Cancer antigen 125 (or “CA-125”) is a protein found in ovarian cancer cells. The protein is produced by the cells and is also found in the blood.
The CA-125 blood test is used to measure the amount of CA-125 protein in the bloodstream. Measurement of the protein using the CA-125 test is used to track response to treatment for ovarian cancer. It is not used to screen for ovarian cancer because it can appear in high levels during pregnancy, pelvic infections, or during normal menstruation.
High levels of this protein can also be seen in other disorders of the female reproductive system such as infections and noncancerous and cancerous growths.
The CA-125 test is often ordered to monitor the progression of ovarian cancer. Baseline CA-125 levels are measured before a patient undergoes treatment for ovarian cancer. A drop in CA-125 levels during and following treatment indicates that treatment has been successful. Increases in CA-125 levels following treatment may indicate a recurrence of the disease.
Following treatment for ovarian cancer, the CA-125 test is used for several years to ensure treatment success. In particular, a CA-125 test is typically ordered every two to four months for the first two years following the completion of cancer treatment. After this time period, the test is ordered every six months for three years and then annually.
It is important to stress again that the CA-125 test should not be ordered as a screening test for ovarian cancer because there are other disorders that can have elevated levels such as:
- uterine fibroids or noncancerous growths in the uterus
- endometriosis, a condition where cells of the uterus grow in other areas of the body such as the ovaries, bowel, and bladder
- pelvic inflammatory disease (PID), a disorder involving inflammation of the uterus, fallopian tubes, or ovaries
- endometrial and fallopian tube cancers
According to the Mayo Clinic, the CA-125 test is not recommended for women who have only an average risk for ovarian cancer. Women who have a high risk for ovarian cancer, for instance, those who have had positive testing for breast cancer genes like BRCA1 and BRCA2, may choose to have periodic CA-125 testing performed (Mayo Clinic, 2011).
The CA-125 test is typically administered by a healthcare professional in a clinical setting. Patients must provide a blood sample. This sample is commonly extracted from the arm through a needle. The blood is collected in a tube and sent to a laboratory for analysis. Once the results have been reported by the lab your physician will be able to discuss them with you.
The CA-125 test is a blood test that carries with it minimal risks for the patient. The risks of the test are common to all blood tests and include:
Results from the CA-125 test will vary based on the laboratory completing the analysis. In most instances, CA-125 levels are considered elevated if they are above 35 U/mL.
Elevated levels of CA-125 do not necessarily confirm the presence of ovarian cancer or any other type of cancer. CA-125 levels may be elevated due to a number of reproductive health issues. Patients must discuss the results with their healthcare provider to determine if additional testing is required.

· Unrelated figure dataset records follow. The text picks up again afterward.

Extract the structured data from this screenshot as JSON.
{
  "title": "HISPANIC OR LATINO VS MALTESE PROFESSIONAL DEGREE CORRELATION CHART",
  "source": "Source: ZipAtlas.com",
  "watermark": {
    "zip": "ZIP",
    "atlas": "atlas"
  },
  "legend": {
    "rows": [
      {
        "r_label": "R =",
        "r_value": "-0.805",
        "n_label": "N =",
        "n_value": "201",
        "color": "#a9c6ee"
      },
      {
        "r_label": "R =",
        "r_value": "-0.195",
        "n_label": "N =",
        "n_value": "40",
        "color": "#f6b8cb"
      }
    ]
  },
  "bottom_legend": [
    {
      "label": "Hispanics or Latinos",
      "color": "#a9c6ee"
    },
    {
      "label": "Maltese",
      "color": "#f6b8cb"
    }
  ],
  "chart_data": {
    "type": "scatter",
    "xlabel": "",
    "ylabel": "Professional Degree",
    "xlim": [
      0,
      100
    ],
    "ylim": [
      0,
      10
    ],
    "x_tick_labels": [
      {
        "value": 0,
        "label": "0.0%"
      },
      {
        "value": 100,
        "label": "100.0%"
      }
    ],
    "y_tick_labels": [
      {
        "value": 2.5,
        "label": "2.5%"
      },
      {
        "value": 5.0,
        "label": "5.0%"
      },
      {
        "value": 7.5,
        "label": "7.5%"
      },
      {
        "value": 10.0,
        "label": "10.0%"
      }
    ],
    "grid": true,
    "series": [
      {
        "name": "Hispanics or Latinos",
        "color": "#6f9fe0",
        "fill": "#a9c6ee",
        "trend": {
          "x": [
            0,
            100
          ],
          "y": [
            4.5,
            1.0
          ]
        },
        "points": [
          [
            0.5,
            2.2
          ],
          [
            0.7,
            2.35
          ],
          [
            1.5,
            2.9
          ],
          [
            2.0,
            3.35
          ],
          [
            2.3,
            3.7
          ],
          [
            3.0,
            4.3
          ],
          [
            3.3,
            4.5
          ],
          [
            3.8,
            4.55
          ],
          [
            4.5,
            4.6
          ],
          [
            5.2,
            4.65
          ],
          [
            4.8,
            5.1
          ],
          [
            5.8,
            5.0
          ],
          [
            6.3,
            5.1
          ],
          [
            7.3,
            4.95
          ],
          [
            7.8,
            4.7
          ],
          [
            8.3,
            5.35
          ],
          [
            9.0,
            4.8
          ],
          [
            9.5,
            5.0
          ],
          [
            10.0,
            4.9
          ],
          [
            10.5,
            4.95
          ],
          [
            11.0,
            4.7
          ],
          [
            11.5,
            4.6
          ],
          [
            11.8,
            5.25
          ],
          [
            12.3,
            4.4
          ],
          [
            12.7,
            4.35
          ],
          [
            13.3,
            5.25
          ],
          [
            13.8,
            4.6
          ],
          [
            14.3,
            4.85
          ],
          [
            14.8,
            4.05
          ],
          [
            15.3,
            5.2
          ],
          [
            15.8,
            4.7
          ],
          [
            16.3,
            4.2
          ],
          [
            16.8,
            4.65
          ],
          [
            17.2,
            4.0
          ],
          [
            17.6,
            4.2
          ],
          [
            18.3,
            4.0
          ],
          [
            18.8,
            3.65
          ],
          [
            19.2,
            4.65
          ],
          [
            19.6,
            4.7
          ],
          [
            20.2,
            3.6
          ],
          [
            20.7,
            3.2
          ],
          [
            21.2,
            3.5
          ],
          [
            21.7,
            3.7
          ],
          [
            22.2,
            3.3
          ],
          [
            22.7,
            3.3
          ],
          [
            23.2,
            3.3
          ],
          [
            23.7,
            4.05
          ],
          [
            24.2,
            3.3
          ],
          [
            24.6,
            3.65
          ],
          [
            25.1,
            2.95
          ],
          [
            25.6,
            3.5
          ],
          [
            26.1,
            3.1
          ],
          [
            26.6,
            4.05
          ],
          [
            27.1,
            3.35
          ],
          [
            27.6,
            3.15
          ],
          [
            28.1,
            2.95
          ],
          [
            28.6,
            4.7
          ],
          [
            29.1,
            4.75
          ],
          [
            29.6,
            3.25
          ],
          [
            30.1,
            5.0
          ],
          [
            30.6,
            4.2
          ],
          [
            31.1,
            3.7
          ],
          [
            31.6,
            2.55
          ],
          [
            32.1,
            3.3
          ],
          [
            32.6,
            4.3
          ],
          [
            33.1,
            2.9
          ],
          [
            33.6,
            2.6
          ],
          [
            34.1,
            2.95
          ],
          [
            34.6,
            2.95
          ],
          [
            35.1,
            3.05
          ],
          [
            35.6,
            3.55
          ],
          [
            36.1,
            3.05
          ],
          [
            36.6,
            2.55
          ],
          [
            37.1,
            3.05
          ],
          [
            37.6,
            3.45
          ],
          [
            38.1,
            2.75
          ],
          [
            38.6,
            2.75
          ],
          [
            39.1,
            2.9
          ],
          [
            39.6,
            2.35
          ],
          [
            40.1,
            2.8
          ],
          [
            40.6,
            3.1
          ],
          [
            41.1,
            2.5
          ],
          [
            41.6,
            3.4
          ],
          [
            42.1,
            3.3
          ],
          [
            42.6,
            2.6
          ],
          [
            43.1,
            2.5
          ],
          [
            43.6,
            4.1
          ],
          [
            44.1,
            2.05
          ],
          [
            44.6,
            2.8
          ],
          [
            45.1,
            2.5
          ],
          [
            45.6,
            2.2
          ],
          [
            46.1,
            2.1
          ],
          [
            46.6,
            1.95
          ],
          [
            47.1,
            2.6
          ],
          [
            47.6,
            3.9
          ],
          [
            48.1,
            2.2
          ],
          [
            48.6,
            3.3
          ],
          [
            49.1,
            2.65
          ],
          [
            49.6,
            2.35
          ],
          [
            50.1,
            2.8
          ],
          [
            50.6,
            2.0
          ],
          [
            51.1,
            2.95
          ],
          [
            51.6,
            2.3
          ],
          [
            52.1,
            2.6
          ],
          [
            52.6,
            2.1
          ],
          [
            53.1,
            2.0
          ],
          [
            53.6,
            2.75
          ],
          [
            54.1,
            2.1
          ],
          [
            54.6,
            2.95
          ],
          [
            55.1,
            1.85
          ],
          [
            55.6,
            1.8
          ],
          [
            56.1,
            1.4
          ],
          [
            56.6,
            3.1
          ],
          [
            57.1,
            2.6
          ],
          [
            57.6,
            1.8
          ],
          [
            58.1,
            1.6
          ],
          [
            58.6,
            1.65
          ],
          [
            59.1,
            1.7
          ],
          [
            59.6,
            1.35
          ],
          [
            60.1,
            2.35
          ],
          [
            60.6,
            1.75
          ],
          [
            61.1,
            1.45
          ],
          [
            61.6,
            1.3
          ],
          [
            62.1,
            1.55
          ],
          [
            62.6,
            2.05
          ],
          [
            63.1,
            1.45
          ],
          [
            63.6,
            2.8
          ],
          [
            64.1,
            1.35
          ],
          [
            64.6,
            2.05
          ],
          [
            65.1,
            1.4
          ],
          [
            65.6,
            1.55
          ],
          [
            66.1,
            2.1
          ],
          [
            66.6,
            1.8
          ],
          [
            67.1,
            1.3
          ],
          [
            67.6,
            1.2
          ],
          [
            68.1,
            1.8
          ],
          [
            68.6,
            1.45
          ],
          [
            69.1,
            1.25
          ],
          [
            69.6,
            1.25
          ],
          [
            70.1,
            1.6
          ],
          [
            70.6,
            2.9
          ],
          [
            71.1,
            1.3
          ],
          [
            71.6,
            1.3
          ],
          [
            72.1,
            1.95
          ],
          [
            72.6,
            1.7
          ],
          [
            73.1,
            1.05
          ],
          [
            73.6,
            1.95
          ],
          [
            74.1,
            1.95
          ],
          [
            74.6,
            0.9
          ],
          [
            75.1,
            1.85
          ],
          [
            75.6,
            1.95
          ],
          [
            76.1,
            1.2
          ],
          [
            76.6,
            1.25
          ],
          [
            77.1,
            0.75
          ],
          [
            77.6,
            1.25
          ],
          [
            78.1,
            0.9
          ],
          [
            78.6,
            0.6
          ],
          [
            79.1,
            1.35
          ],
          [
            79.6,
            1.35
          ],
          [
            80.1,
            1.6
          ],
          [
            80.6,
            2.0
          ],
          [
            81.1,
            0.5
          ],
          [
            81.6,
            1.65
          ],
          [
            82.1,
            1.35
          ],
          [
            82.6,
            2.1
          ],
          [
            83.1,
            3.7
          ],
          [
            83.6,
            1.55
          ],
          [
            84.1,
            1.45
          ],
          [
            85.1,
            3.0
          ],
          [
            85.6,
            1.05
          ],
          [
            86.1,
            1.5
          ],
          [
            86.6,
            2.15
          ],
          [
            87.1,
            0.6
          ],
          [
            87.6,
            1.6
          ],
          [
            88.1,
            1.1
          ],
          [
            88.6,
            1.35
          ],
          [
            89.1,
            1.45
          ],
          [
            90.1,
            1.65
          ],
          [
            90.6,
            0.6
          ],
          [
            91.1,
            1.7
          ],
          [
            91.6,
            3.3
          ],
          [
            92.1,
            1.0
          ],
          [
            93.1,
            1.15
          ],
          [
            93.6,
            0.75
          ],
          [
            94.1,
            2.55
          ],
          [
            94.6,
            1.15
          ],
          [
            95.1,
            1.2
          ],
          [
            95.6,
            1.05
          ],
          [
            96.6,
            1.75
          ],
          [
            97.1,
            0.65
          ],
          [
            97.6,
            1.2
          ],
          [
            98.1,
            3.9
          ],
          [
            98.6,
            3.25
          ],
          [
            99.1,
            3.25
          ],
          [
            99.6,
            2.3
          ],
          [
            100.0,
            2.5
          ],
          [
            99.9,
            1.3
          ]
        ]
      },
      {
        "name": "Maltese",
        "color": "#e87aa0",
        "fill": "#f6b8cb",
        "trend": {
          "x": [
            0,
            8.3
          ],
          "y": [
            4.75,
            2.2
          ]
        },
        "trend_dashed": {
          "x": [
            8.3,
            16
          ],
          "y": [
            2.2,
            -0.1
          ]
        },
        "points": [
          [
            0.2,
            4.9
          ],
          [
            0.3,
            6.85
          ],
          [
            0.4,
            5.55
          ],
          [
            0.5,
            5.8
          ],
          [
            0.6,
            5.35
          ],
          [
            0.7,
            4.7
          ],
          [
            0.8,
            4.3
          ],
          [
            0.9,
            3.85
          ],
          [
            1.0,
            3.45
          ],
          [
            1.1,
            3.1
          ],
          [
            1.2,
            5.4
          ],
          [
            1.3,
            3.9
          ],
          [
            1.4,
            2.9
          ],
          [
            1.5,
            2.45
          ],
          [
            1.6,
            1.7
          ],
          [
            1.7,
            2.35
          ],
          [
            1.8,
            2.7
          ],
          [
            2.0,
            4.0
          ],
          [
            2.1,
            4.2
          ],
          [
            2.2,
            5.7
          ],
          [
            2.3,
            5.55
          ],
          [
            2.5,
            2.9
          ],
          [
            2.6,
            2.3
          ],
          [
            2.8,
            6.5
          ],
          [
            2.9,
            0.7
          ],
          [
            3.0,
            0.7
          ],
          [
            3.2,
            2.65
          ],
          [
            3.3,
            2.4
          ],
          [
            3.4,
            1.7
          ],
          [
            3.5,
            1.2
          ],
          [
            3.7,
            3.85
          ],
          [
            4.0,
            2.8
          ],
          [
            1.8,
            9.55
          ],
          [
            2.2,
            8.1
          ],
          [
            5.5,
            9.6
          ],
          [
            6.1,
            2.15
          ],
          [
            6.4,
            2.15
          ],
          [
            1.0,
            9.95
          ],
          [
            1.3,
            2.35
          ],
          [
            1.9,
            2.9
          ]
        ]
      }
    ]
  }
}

Physicians treating a patient with ovarian cancer can use the CA-125 test to help determine if treatment is effective. If CA-125 levels remain unchanged or increase during treatment, this indicates that the cancer is not responding to treatment. Physicians may need to consider alternative treatment to combat the disease. A decline in CA-125 levels during treatment indicates that the cancer is responding to treatment.
Some women diagnosed with ovarian cancer have normal baseline levels of CA-125. These patients typically have tumors that are not producing the CA-125 protein. In these cases, CA-125 will not help to monitor the progression of cancer. According to the Mayo Clinic, although CA-125 monitoring can be a useful addition to evaluating treatment of ovarian cancer, doing so hasn’t been shown to improve the treatment outcome. It is only one of several ways your physician will evaluate the effectiveness of your treatment (Mayo Clinic, 2011).